Marco Rubio: Senator's New Abortion Ban Proves GOP Hasn't Learned Much


More than six months after their embarrassing losses in the 2012 presidential race, the Republican Party continues to push for harsh controls over women’s rights. High-profile Senator Marco Rubio (R-Fla.) on Wednesday announced his leadership and sponsorship of a Senate bill to ban abortion after an unborn child is 20 weeks old. You would think that after the near-fatal blow the abortion debate delivered to the national Republican platform, Republicans would ease off this red-hot social issue. Apparently not. 

This is not just a single federal campaign.
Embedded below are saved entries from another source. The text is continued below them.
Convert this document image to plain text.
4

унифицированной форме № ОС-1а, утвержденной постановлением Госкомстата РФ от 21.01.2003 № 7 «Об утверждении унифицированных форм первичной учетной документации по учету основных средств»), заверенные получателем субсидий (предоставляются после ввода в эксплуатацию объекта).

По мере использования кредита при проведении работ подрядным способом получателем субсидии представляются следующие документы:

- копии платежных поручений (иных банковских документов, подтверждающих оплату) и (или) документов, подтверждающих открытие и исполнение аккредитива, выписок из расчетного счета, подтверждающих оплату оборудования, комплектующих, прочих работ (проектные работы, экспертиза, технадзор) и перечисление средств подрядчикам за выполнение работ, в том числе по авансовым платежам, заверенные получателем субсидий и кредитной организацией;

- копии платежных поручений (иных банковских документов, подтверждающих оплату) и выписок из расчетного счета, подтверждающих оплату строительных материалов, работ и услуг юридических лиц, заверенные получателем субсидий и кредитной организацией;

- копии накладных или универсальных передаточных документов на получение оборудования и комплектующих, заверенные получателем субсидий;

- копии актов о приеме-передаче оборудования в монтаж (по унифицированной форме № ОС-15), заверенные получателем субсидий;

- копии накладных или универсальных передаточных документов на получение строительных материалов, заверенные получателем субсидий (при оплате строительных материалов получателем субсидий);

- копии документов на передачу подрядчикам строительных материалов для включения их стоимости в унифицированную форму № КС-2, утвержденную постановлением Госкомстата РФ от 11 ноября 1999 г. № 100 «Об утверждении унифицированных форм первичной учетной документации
Similar measures have passed the House last month and state versions of the"20-week-ban" are now being debated in the Texas legislature, where they are very likely to be approved.
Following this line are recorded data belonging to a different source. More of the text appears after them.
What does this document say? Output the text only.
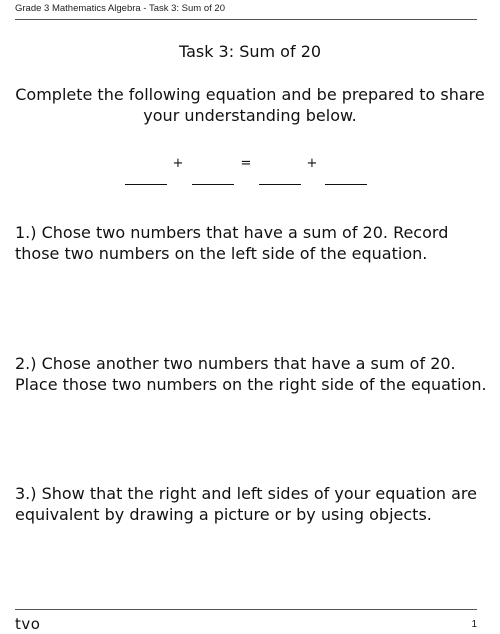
Grade 3 Mathematics Algebra - Task 3: Sum of 20
Task 3: Sum of 20
Complete the following equation and be prepared to share your understanding below.
+	=	+
1.) Chose two numbers that have a sum of 20. Record those two numbers on the left side of the equation.
2.) Chose another two numbers that have a sum of 20. Place those two numbers on the right side of the equation.
3.) Show that the right and left sides of your equation are equivalent by drawing a picture or by using objects.
tvo	1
Rubio himself has been a massive media magnet in the last few years, and so his bill will undoubtedly play off the national visibility he already has. The reasoning behind closing the window for abortions at 20 weeks is that a fetus is able to survive outside the womb at this time. However, the scientific community still disagrees on when this definition of “viability” is established.
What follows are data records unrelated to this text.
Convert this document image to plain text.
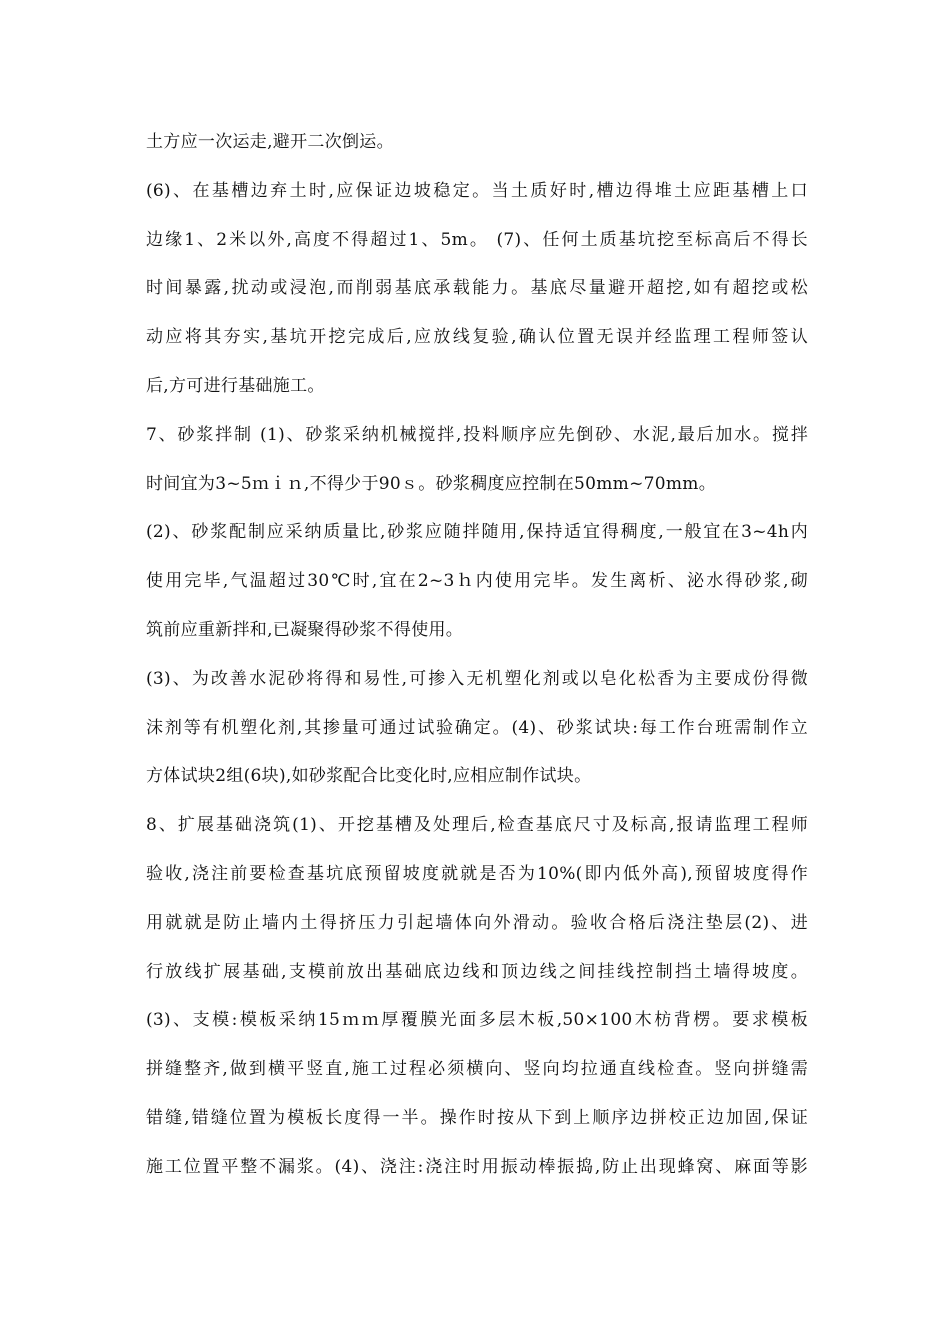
土方应一次运走,避开二次倒运。
(6)、在基槽边弃土时,应保证边坡稳定。当土质好时,槽边得堆土应距基槽上口
边缘1、2米以外,高度不得超过1、5m。 (7)、任何土质基坑挖至标高后不得长
时间暴露,扰动或浸泡,而削弱基底承载能力。基底尽量避开超挖,如有超挖或松
动应将其夯实,基坑开挖完成后,应放线复验,确认位置无误并经监理工程师签认
后,方可进行基础施工。
7、砂浆拌制 (1)、砂浆采纳机械搅拌,投料顺序应先倒砂、水泥,最后加水。搅拌
时间宜为3~5ｍｉｎ,不得少于90ｓ。砂浆稠度应控制在50mm~70mm。
(2)、砂浆配制应采纳质量比,砂浆应随拌随用,保持适宜得稠度,一般宜在3~4h内
使用完毕,气温超过30℃时,宜在2~3ｈ内使用完毕。发生离析、泌水得砂浆,砌
筑前应重新拌和,已凝聚得砂浆不得使用。
(3)、为改善水泥砂将得和易性,可掺入无机塑化剂或以皂化松香为主要成份得微
沫剂等有机塑化剂,其掺量可通过试验确定。(4)、砂浆试块:每工作台班需制作立
方体试块2组(6块),如砂浆配合比变化时,应相应制作试块。
8、扩展基础浇筑(1)、开挖基槽及处理后,检查基底尺寸及标高,报请监理工程师
验收,浇注前要检查基坑底预留坡度就就是否为10%(即内低外高),预留坡度得作
用就就是防止墙内土得挤压力引起墙体向外滑动。验收合格后浇注垫层(2)、进
行放线扩展基础,支模前放出基础底边线和顶边线之间挂线控制挡土墙得坡度。
(3)、支模:模板采纳15ｍｍ厚覆膜光面多层木板,50×100木枋背楞。要求模板
拼缝整齐,做到横平竖直,施工过程必须横向、竖向均拉通直线检查。竖向拼缝需
错缝,错缝位置为模板长度得一半。操作时按从下到上顺序边拼校正边加固,保证
施工位置平整不漏浆。(4)、浇注:浇注时用振动棒振捣,防止出现蜂窝、麻面等影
Thankfully, the bill faces some massive hurdles before it even gets considered. Most notably, it not only would need to pass the uphill battle that comes with a Democratic Senate, but a near-certain veto by President Obama. Obama's message was crystal clear when he marked the anniversary of Roe v. Wade in 2011: "This Supreme Court decision not only protects a woman's health and reproductive freedom, but also affirms a broader principle: that government should not intrude on private family matters. I remain committed to protecting a woman's right to choose and this fundamental constitutional right."

Nonetheless, whether or not they win this battle, Republicans have their eye on winning the war. The pro-lifers recognize that the 20-week ban might be a strong stance that might strengthen GOP candidates in the 2014 midterm election. Based on the previous alienation of women and secular voters though, this might yet again be a nail in the national coffin for the GOP.

Rubio will also face difficulty even bringing the subject to the floor of the Senate, since it is up to Majority Leader Harry Reid (D-Nev.) to actually permit a vote on the bill

Rubio’s anti-abortion measures no doubt play a major role in the abortion debate and are bound to stir political speculation and more popularity among his own party. As this issue takes center stage, Republicans hope to take heat off earlier, flat-out wrong comments about rape and abortion made by candidates like Todd Akin. But even though bills like Rubio's play well with the GOP base, their constraints on women's rights may very well be only stoking the flames of anger from Democratic, female, or independent voters.